(Photo: Vlad Tchompalov/Unsplash)
Self-driving vehicles currently rely on a mix of cameras, radar, and LiDAR to ensure they have all the data they need to safely navigate. However, Tesla intends to rely solely on cameras eventually by using a neural network to achieve vision-only autonomous driving.
Such a system is highly desirable for a number of reasons. The most obvious is the fact it cuts down on the amount of technology required per vehicle, which reduces both cost and weight. And as Tesla CEO Elon Musk pointed out back in April on Twitter, “Vision has much more precision, so better to double down on vision than do sensor fusion.”
Using vision-only requires a lot of training, however, and that’s where Dojo comes in. As TechCrunch reports, Dojo is a neural network training computer Tesla intends to use to process the “vast amounts of video data” required to train such a self-driving system. The problem is, Dojo doesn’t exist yet, but Tesla just revealed the supercomputer it intends to use as Dojo’s prototype. According to Andrej Karpathy, Director of AI at Tesla, the supercomputer consists of 5,760 GPUs offering 1.8 FLOPS (exaFLOPS) of performance and supported by 10 petabytes of NVMe storage with a connection speed of 1.6 TBps.

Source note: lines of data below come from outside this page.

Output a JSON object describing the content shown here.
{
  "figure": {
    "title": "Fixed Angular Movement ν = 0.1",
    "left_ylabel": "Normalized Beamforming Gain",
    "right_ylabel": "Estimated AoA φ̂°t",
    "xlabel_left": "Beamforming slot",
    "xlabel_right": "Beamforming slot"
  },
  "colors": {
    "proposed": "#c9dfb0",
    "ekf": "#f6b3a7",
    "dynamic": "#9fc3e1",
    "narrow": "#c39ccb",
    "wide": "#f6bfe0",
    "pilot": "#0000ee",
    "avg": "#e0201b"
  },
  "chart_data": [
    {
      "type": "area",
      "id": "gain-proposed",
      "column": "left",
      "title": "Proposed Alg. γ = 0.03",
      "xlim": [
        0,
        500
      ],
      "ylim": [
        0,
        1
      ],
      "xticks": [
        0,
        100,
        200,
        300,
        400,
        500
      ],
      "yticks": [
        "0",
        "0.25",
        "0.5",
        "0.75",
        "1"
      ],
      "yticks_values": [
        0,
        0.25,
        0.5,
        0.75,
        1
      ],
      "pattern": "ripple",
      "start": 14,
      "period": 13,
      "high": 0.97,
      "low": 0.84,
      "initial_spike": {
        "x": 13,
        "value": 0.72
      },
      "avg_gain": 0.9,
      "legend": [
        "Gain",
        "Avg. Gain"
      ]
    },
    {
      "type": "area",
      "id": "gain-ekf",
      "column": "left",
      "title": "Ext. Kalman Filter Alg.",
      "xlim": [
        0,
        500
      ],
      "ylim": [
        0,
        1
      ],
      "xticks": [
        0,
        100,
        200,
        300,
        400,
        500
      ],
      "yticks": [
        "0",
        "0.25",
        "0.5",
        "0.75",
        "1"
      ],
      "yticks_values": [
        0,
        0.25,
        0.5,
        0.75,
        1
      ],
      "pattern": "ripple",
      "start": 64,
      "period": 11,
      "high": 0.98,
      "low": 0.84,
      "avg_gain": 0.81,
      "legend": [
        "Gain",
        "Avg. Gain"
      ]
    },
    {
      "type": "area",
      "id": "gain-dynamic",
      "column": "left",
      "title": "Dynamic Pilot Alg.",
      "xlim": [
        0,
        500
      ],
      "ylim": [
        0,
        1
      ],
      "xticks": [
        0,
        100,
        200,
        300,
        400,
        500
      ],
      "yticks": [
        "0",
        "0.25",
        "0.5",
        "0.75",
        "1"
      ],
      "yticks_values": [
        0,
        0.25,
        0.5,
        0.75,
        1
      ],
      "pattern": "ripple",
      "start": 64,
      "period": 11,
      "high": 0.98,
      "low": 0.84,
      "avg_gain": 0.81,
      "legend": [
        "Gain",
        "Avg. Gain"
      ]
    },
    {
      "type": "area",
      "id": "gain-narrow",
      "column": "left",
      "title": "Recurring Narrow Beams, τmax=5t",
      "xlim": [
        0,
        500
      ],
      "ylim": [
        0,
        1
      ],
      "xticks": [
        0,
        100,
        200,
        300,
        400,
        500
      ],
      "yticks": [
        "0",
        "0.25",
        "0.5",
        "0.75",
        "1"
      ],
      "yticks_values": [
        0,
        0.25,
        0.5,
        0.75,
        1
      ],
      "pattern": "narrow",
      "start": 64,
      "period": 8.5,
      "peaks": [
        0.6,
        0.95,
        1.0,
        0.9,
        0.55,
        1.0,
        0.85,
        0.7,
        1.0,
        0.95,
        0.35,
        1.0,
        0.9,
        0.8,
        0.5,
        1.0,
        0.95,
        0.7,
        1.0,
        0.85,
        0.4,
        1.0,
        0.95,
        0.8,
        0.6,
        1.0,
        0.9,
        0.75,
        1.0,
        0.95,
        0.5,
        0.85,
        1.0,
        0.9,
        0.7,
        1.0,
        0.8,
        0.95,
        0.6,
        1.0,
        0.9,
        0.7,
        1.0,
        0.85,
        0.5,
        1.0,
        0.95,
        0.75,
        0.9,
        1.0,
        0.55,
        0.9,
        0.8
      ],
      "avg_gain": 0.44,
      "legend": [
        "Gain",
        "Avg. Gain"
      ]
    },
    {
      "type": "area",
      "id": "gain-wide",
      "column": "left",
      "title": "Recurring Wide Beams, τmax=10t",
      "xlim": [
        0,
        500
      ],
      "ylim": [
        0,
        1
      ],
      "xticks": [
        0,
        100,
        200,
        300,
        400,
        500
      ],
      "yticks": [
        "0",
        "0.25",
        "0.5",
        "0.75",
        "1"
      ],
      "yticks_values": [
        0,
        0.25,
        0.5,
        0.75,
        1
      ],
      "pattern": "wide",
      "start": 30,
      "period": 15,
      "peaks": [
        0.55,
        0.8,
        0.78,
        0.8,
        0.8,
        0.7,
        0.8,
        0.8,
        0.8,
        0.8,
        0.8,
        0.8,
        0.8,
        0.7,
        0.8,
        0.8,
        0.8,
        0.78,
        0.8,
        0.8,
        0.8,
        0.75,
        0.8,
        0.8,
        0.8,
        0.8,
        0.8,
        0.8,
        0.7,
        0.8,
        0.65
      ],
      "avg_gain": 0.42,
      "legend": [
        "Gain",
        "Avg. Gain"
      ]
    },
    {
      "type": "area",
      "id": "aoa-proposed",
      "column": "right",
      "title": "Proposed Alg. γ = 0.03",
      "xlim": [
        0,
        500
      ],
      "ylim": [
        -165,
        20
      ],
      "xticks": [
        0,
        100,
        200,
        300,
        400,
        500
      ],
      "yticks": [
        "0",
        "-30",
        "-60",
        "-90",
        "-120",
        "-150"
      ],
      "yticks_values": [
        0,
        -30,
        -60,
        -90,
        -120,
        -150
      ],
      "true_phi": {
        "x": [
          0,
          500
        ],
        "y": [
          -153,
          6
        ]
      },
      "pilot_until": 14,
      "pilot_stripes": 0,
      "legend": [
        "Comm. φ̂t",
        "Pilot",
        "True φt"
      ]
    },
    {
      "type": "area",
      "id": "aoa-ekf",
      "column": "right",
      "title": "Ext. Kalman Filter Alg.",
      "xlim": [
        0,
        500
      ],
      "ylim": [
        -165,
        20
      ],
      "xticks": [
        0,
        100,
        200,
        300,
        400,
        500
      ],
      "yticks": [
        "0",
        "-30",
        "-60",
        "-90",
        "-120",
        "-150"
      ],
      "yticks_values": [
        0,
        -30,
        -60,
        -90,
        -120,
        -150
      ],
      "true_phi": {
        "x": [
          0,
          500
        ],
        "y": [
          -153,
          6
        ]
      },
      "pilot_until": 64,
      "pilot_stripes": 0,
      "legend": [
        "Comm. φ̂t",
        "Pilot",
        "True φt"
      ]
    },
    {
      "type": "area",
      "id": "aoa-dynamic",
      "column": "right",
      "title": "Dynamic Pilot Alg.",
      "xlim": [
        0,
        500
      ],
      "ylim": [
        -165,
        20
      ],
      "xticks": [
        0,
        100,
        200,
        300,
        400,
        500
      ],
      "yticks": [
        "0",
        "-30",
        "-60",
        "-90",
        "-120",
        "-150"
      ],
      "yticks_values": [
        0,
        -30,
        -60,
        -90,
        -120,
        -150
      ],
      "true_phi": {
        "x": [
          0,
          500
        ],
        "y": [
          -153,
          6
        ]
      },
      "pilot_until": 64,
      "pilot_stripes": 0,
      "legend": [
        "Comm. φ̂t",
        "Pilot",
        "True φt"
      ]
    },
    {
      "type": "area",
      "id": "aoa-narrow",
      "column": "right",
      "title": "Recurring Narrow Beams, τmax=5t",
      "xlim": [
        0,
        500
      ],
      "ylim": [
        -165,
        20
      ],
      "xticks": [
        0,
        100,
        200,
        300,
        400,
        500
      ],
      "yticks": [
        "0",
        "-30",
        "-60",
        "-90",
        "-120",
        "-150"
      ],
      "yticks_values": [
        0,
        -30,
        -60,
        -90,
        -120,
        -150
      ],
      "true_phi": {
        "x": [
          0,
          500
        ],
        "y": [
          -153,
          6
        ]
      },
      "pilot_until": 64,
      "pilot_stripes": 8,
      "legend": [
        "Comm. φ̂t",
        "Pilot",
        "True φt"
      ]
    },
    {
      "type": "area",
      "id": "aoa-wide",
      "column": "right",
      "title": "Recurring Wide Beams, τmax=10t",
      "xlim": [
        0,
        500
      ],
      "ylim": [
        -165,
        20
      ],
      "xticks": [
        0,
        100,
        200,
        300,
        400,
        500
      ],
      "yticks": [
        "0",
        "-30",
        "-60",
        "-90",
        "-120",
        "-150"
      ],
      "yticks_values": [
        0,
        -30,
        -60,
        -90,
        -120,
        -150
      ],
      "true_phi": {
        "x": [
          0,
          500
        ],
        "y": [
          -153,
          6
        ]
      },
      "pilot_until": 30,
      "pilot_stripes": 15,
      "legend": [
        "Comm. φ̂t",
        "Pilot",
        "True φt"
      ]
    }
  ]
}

During a workshop talk on Autonomous Driving at CVPR 2021, Karpathy explained how the LiDAR approach relies on a HD map being created beforehand and then localizing to that map when driving around. Tesla’s approach does everything locally, relying on the video feed from eight cameras mounted on the vehicle. Karpathy says it’s the much more difficult approach, but it’s also much more scalable than the LiDAR + HD map alternative because you simply can’t update the map data quickly enough.
Tesla’s solution is already advanced enough that the cameras do most of the heavy lifting and Karpathy confirmed cars started shipping three weeks ago without radar. The workshop video (start watching at the eight hour mark) shows you footage of the eight cameras Tesla relies on for the autonomous system. Now all Tesla needs to do is record lots of driving videos, store petabytes of data, and train its system to be competent and safe enough for all vehicles.